A major problem was demand.  GECOL officials put production at 5,000-5,500 MW but current demand at 7,500 MW. It needed another 20 to 25 percent capacity to cover emergencies, a GECOL official said. That meant that currently it should have the capacity to provide around 8,400 MW. There were projects still to be completed which would help meet that figure, but given the current situation is was unknown when they would be ready.  Moreover, studies showed that by 2030 demand would reach 15,000 MW.  Of this, it was hoped that 5,000 MW would be provided by renewable energy, mainly solar power.  But again, it was pointed out that the authorities were doing little to make this happen, either by providing the finance or ensuring the Libya Renewable Energy Authority can tap the private sector through bonds or loans, or by joint ventures.

It was pointed out that the reality of free electricity in Libya, where the overwhelming mass of Libyan refused to pay their electricity bills, was encouraging overconsumption and needed to end. Electricity consumers would never bother to cut usage or buy more expensive but more energy-efficient electrical equipment so long as they did not have to pay for the power.

“Only when you receive an expensive bill will you rationalise your use of electricity”, noted one delegate.

All, though, agreed that there was no chance of enforcing payment of electricity bills until the current crisis was over.

NOC officials said that production was currently at around 1.28 million barrels a day and that the aim was to raise it to 2.2 million b/d by 2024.  There was much to do. Some fields, such as the Mabrouk field south of Sirte, had been massively damaged in fighting since 2014 and would take years to restore, it was explained.  NOC wanted to go to the capital markets and the private sector to raise the finding required to expand, but the government was not taking the decision need for that to happen.
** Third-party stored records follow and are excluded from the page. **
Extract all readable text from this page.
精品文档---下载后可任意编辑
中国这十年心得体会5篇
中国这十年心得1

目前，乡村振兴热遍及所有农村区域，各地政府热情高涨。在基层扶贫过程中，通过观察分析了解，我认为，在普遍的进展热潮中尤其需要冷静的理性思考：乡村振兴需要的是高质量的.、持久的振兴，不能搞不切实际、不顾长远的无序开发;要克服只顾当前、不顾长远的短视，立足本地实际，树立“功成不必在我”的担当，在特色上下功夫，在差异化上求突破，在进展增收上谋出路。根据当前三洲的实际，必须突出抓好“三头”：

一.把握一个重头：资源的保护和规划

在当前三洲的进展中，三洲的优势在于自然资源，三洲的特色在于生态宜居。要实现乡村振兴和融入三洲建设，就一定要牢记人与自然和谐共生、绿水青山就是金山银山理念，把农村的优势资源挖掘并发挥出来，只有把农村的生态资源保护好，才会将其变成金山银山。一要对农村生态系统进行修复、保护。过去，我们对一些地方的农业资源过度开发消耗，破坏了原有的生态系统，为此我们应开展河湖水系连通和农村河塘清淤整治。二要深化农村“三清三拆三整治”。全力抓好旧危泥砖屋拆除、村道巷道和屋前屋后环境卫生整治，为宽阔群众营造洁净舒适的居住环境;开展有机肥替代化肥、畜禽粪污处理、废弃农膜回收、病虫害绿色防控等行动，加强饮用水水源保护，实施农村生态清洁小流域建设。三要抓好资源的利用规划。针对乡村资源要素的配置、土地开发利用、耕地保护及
Other calls were a new law to replace and update the 1955 Oil Law and a revived ministry of oil. The latter was seen as a sensible move.  It would be a regulatory and supervisory body while the NOC could get back to being a holding authority. There was no reason, it was also pointed out, why the NOC could not go back to receiving oil revenue, as it did till 1984, and paying the treasury royalties and taxes on oil income.  The system had been changed by an assistant minister, simply because with low prodiction and low prices at the time, the Libyan state was not earning enough.  It could be changed again by ministerial decree, it was suggested. This was unlikely, though, delegates said.
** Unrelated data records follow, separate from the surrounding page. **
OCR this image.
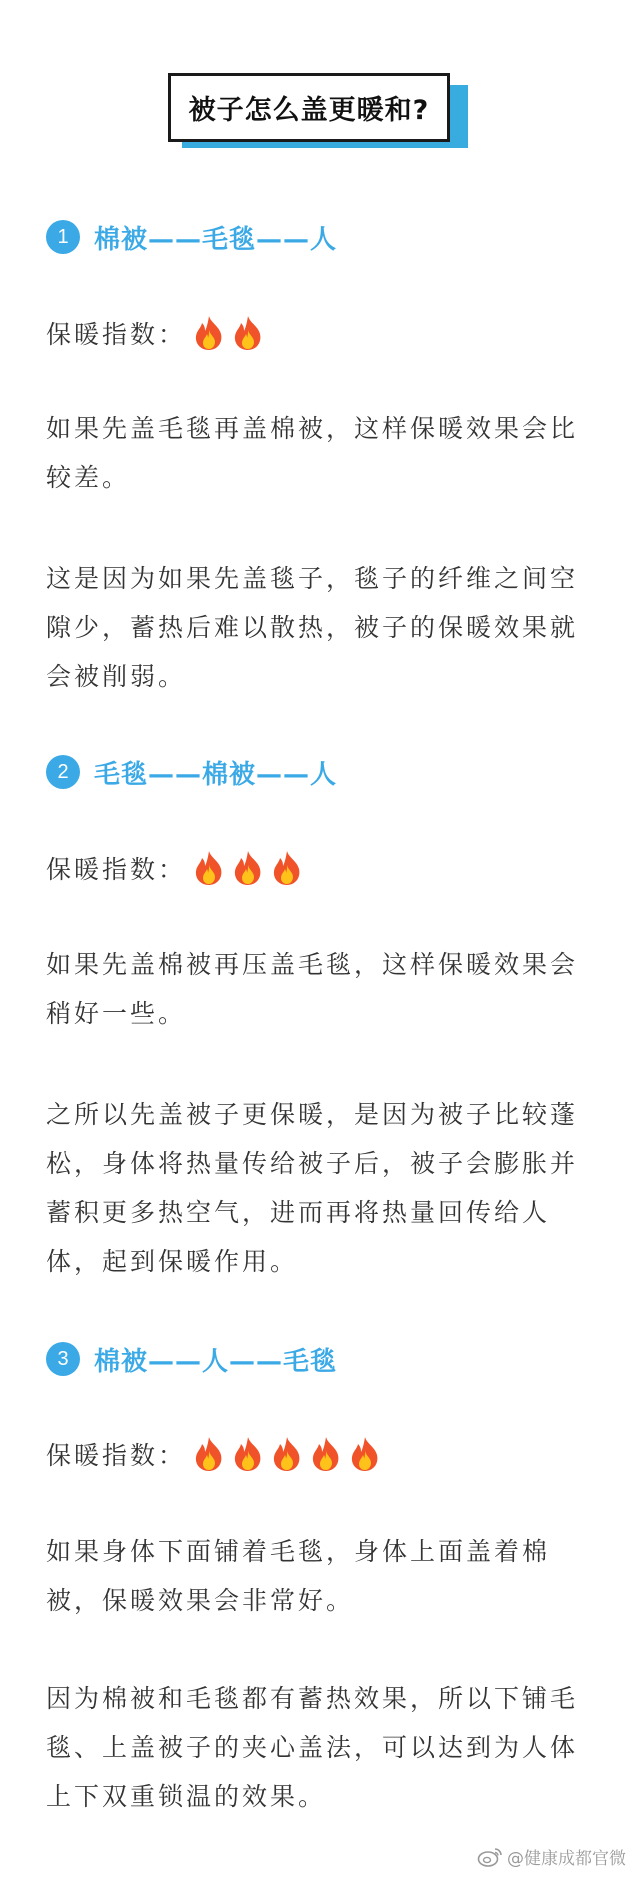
被子怎么盖更暖和?
1 棉被——毛毯——人
保暖指数：

如果先盖毛毯再盖棉被，这样保暖效果会比较差。

这是因为如果先盖毯子，毯子的纤维之间空隙少，蓄热后难以散热，被子的保暖效果就会被削弱。

2 毛毯——棉被——人
保暖指数：

如果先盖棉被再压盖毛毯，这样保暖效果会稍好一些。

之所以先盖被子更保暖，是因为被子比较蓬松，身体将热量传给被子后，被子会膨胀并蓄积更多热空气，进而再将热量回传给人体，起到保暖作用。

3 棉被——人——毛毯
保暖指数：

如果身体下面铺着毛毯，身体上面盖着棉被，保暖效果会非常好。

因为棉被和毛毯都有蓄热效果，所以下铺毛毯、上盖被子的夹心盖法，可以达到为人体上下双重锁温的效果。

@健康成都官微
They also stressed that both the NOC and GECOL were employing too many people and that productivity had declined as a result. One way of rationalising this was to encourage employees to set up their own companies which could then provide services to the energy market.

It was claimed that some were already doing this illicitly while still staying on the state’s payroll.

There have been numerous workshops and conferences on the oil sector in recent years, but this was the first on the electricity sector since 2012.

It was also the third forum this year organised by Sectors Development Forums, a joint venture between Tassili Media and several Libyan institutions.

The previous two were on banking and real estate. Two more are planned next year, on health and telecommunications.